La poubelle est nouvelle. XIX. Au cours du siècle, New York était sale, mais une grande partie de ses déchets étaient des restes et de la ferraille et d’autres articles réutilisables. La brûlure de dimanche s’est transformée en hachage du lundi; Le pain du lundi était le pain du mercredi. Les cochons parcouraient les rues, mangeant de la laitue et des radis. Les «enfants swill» allaient de maison en maison, collectant des aliments qu’ils vendaient aux agriculteurs comme engrais et comme aliments pour animaux. Les os sont devenus de la colle. La vieille graisse a été transformée en grandes bougies ou mélangée à des cendres pour faire du savon. Il n’y avait presque rien à emballer et à jeter.

Dans presque toutes les décennies du XIXe siècle, la population de la ville a doublé. Les abus de New York ont ​​commencé à le jeter dans l’océan Atlantique. En 1895, George Waring, un ancien militaire, est devenu commissaire à l’assainissement. « Le balai du colonel Waring … a sauvé plus de vies qu’un gang de médecins », a écrit le réformateur social et journaliste Jacob Riis à l’homme en robe blanche. Waring a séparé les maisons et les entreprises de New York des déchets alimentaires et des cendres; il a détourné du fumier de cheval pour l’utiliser comme engrais. Les déchets alimentaires ont été convertis en savon, graisse ou compost, ou chargés dans des élevages de porcs du New Jersey. Certaines cendres sont devenues des blocs de terre. Certains sont allés répandre les restes de l’île Rikers. Trois ans après sa nomination, Waring est décédé d’une fièvre jaune. Son programme d’ordination a duré jusqu’à la Première Guerre mondiale, quand il a été abandonné en raison d’une pénurie de main-d’œuvre et de matériaux.

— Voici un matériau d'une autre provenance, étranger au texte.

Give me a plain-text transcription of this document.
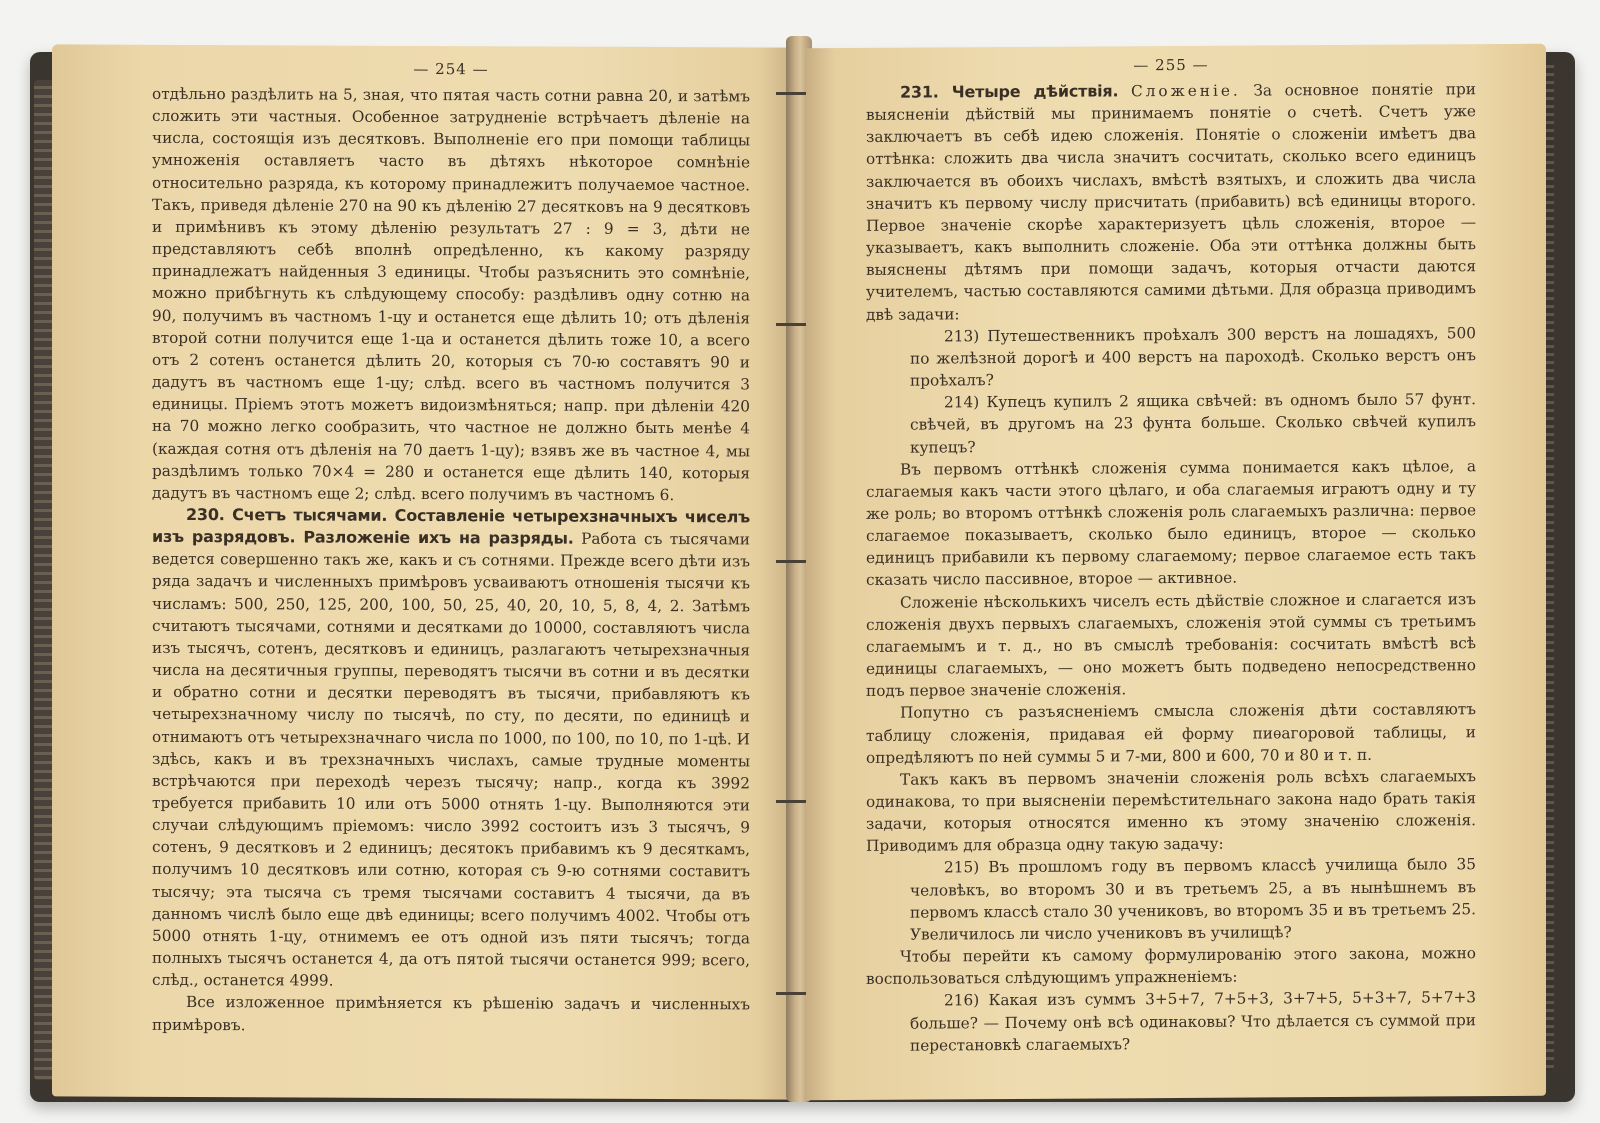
— 254 —

отдѣльно раздѣлить на 5, зная, что пятая часть сотни равна 20, и затѣмъ сложить эти частныя. Особенное затрудненіе встрѣчаетъ дѣленіе на числа, состоящія изъ десятковъ. Выполненіе его при помощи таблицы умноженія оставляетъ часто въ дѣтяхъ нѣкоторое сомнѣніе относительно разряда, къ которому принадлежитъ получаемое частное. Такъ, приведя дѣленіе 270 на 90 къ дѣленію 27 десятковъ на 9 десятковъ и примѣнивъ къ этому дѣленію результатъ 27 : 9 = 3, дѣти не представляютъ себѣ вполнѣ опредѣленно, къ какому разряду принадлежатъ найденныя 3 единицы. Чтобы разъяснить это сомнѣніе, можно прибѣгнуть къ слѣдующему способу: раздѣливъ одну сотню на 90, получимъ въ частномъ 1-цу и останется еще дѣлить 10; отъ дѣленія второй сотни получится еще 1-ца и останется дѣлить тоже 10, а всего отъ 2 сотенъ останется дѣлить 20, которыя съ 70-ю составятъ 90 и дадутъ въ частномъ еще 1-цу; слѣд. всего въ частномъ получится 3 единицы. Пріемъ этотъ можетъ видоизмѣняться; напр. при дѣленіи 420 на 70 можно легко сообразить, что частное не должно быть менѣе 4 (каждая сотня отъ дѣленія на 70 даетъ 1-цу); взявъ же въ частное 4, мы раздѣлимъ только 70×4 = 280 и останется еще дѣлить 140, которыя дадутъ въ частномъ еще 2; слѣд. всего получимъ въ частномъ 6.

230. Счетъ тысячами. Составленіе четырехзначныхъ чиселъ изъ разрядовъ. Разложеніе ихъ на разряды. Работа съ тысячами ведется совершенно такъ же, какъ и съ сотнями. Прежде всего дѣти изъ ряда задачъ и численныхъ примѣровъ усваиваютъ отношенія тысячи къ числамъ: 500, 250, 125, 200, 100, 50, 25, 40, 20, 10, 5, 8, 4, 2. Затѣмъ считаютъ тысячами, сотнями и десятками до 10000, составляютъ числа изъ тысячъ, сотенъ, десятковъ и единицъ, разлагаютъ четырехзначныя числа на десятичныя группы, переводятъ тысячи въ сотни и въ десятки и обратно сотни и десятки переводятъ въ тысячи, прибавляютъ къ четырехзначному числу по тысячѣ, по сту, по десяти, по единицѣ и отнимаютъ отъ четырехзначнаго числа по 1000, по 100, по 10, по 1-цѣ. И здѣсь, какъ и въ трехзначныхъ числахъ, самые трудные моменты встрѣчаются при переходѣ черезъ тысячу; напр., когда къ 3992 требуется прибавить 10 или отъ 5000 отнять 1-цу. Выполняются эти случаи слѣдующимъ пріемомъ: число 3992 состоитъ изъ 3 тысячъ, 9 сотенъ, 9 десятковъ и 2 единицъ; десятокъ прибавимъ къ 9 десяткамъ, получимъ 10 десятковъ или сотню, которая съ 9-ю сотнями составитъ тысячу; эта тысяча съ тремя тысячами составитъ 4 тысячи, да въ данномъ числѣ было еще двѣ единицы; всего получимъ 4002. Чтобы отъ 5000 отнять 1-цу, отнимемъ ее отъ одной изъ пяти тысячъ; тогда полныхъ тысячъ останется 4, да отъ пятой тысячи останется 999; всего, слѣд., останется 4999.

Все изложенное примѣняется къ рѣшенію задачъ и численныхъ примѣровъ.

— 255 —

231. Четыре дѣйствія. Сложеніе. За основное понятіе при выясненіи дѣйствій мы принимаемъ понятіе о счетѣ. Счетъ уже заключаетъ въ себѣ идею сложенія. Понятіе о сложеніи имѣетъ два оттѣнка: сложить два числа значитъ сосчитать, сколько всего единицъ заключается въ обоихъ числахъ, вмѣстѣ взятыхъ, и сложить два числа значитъ къ первому числу присчитать (прибавить) всѣ единицы второго. Первое значеніе скорѣе характеризуетъ цѣль сложенія, второе — указываетъ, какъ выполнить сложеніе. Оба эти оттѣнка должны быть выяснены дѣтямъ при помощи задачъ, которыя отчасти даются учителемъ, частью составляются самими дѣтьми. Для образца приводимъ двѣ задачи:

213) Путешественникъ проѣхалъ 300 верстъ на лошадяхъ, 500 по желѣзной дорогѣ и 400 верстъ на пароходѣ. Сколько верстъ онъ проѣхалъ?

214) Купецъ купилъ 2 ящика свѣчей: въ одномъ было 57 фунт. свѣчей, въ другомъ на 23 фунта больше. Сколько свѣчей купилъ купецъ?

Въ первомъ оттѣнкѣ сложенія сумма понимается какъ цѣлое, а слагаемыя какъ части этого цѣлаго, и оба слагаемыя играютъ одну и ту же роль; во второмъ оттѣнкѣ сложенія роль слагаемыхъ различна: первое слагаемое показываетъ, сколько было единицъ, второе — сколько единицъ прибавили къ первому слагаемому; первое слагаемое есть такъ сказать число пассивное, второе — активное.

Сложеніе нѣсколькихъ чиселъ есть дѣйствіе сложное и слагается изъ сложенія двухъ первыхъ слагаемыхъ, сложенія этой суммы съ третьимъ слагаемымъ и т. д., но въ смыслѣ требованія: сосчитать вмѣстѣ всѣ единицы слагаемыхъ, — оно можетъ быть подведено непосредственно подъ первое значеніе сложенія.

Попутно съ разъясненіемъ смысла сложенія дѣти составляютъ таблицу сложенія, придавая ей форму пиѳагоровой таблицы, и опредѣляютъ по ней суммы 5 и 7-ми, 800 и 600, 70 и 80 и т. п.

Такъ какъ въ первомъ значеніи сложенія роль всѣхъ слагаемыхъ одинакова, то при выясненіи перемѣстительнаго закона надо брать такія задачи, которыя относятся именно къ этому значенію сложенія. Приводимъ для образца одну такую задачу:

215) Въ прошломъ году въ первомъ классѣ училища было 35 человѣкъ, во второмъ 30 и въ третьемъ 25, а въ нынѣшнемъ въ первомъ классѣ стало 30 учениковъ, во второмъ 35 и въ третьемъ 25. Увеличилось ли число учениковъ въ училищѣ?

Чтобы перейти къ самому формулированію этого закона, можно воспользоваться слѣдующимъ упражненіемъ:

216) Какая изъ суммъ 3+5+7, 7+5+3, 3+7+5, 5+3+7, 5+7+3 больше? — Почему онѣ всѣ одинаковы? Что дѣлается съ суммой при перестановкѣ слагаемыхъ?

En 1918, la ville déversait à nouveau ses déchets dans l’océan. Ou stockez-le dans des décharges.

L’histoire des déchets de New York n’a pas changé autant que vous l’avez imaginé au siècle dernier, qu’il s’agisse de Yoda, d’un bébé doté de la technologie d’impression 3D ou d’une voiture utilisant de l’huile végétale ancienne. Le papier et le plastique sont séparés, mais le recyclage des matières organiques (déchets alimentaires, déchets de jardin, qui sont presque pourris) est volontaire, même si ce matériau représente un tiers des déchets de New York. Seuls 5% des déchets organiques de la ville sont mis en décharge.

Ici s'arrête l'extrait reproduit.